Sometimes there is nothing more infuriating than being stuck in a queue for petrol. But an angry complaint posted by a woman in the queue in Indonesia turned her into a hate figure and ended in her arrest.
Pulling up to refuel her motorbike in the city of Yogyakarta, Indonesian student Florence Sihombing decided to skip the long queue for subsidised fuel for motorbikes and joined the shorter queue for more expensive fuel and cars, where she demanded to be served. When the attendants at the petrol station insisted she get back in the motorbike queue, she drove home and unleashed her frustration on social networking site Path by criticising the city, also known as Jogja.
"Jogja is poor, idiotic, uncivilized. Friends from Jakarta and Bandung, don't live in Jogja" she said.
Her post was screen-grabbed and shared on Twitter and Facebook, where thousands of people took offence at her comments about the people of Yogyakarta. Ms Sihombing, a masters degree student studying law at Gadjah Mada University, has been mentioned on Twitter more than 55,000 times since she posted her original comment last Wednesday. Hashtags such as #florencje and #UsirFlorenceDariJogja ("get rid of Florence from the city") began to circulate, demanding that she be evicted from the city. The campaign against her has been very personal: images of her bike's registration plate and a video of her complaining have also been posted online and thousands have commented under the video.

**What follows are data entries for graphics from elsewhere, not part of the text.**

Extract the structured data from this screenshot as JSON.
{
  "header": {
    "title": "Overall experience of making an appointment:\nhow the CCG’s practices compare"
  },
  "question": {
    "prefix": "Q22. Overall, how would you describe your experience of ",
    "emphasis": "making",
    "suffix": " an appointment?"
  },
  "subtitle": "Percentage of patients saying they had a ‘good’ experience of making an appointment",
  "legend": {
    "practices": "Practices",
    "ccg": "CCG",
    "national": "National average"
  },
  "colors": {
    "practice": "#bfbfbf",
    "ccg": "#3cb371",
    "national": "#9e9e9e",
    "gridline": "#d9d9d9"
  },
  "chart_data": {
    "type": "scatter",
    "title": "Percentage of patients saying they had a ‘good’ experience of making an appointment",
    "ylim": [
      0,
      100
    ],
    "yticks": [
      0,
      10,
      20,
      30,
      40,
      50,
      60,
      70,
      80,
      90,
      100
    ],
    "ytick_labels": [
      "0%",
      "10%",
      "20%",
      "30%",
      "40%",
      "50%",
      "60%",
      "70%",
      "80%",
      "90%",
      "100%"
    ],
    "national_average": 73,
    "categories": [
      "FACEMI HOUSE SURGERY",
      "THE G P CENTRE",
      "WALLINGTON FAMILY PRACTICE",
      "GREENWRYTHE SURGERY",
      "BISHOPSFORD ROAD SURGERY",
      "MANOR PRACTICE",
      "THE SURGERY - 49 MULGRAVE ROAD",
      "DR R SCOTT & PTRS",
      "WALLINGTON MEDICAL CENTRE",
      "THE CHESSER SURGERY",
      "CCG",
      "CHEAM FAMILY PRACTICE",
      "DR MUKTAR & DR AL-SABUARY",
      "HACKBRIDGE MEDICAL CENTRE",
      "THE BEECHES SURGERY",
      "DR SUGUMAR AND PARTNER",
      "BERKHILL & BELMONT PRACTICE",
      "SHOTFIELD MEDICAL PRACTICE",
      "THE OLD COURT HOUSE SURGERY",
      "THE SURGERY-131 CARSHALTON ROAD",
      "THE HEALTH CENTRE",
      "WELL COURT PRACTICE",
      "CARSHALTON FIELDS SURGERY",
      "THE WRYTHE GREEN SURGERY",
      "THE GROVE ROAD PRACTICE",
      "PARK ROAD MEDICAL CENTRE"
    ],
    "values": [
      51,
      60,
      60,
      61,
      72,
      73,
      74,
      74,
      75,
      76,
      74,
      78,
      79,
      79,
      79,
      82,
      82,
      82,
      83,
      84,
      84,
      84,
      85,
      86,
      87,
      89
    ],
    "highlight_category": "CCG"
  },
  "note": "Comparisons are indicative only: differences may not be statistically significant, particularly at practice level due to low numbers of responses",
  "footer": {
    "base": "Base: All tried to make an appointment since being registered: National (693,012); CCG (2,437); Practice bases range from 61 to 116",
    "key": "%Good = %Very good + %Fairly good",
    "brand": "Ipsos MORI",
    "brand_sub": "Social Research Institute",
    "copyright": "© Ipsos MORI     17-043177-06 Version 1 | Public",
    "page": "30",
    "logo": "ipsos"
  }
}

Then, the police got involved - but not to defend Ms Sihombing. Instead, after residents complained about her in numbers to the police, she was summoned for questioning on Saturday 30 August, and charged under the 2008 Electronic Transactions and Information Law for defamation and "inciting hatred". Yogyakarta has a conservative reputation, and public manners are valued highly.
Although unusual, this the not the first police action of this kind. There have been three or four high-profile cases since the new law was introduced. Ms Sihombing's lawyers said that the arrest was unlawful, while professors at the university, Twitter users and NGOs called for her release and criticised the reaction of the police to her online comments.
"The case highlights the importance for all of the social media users to be careful when posting any messages," Wicaksono, a social media analyst in Indonesia, told the BBC. "They also have to be careful in spreading somebody's else comments or messages. The case spun out of control because social media users in Indonesia tend to exaggerate things. They are also nosey. They want to know other people's business. And when the story was picked up by the traditional media, it went viral," he said.
For now, Ms Sihombing has now been released but the case is ongoing and her trial is pending. Voices on social media continue to call for her prosecution.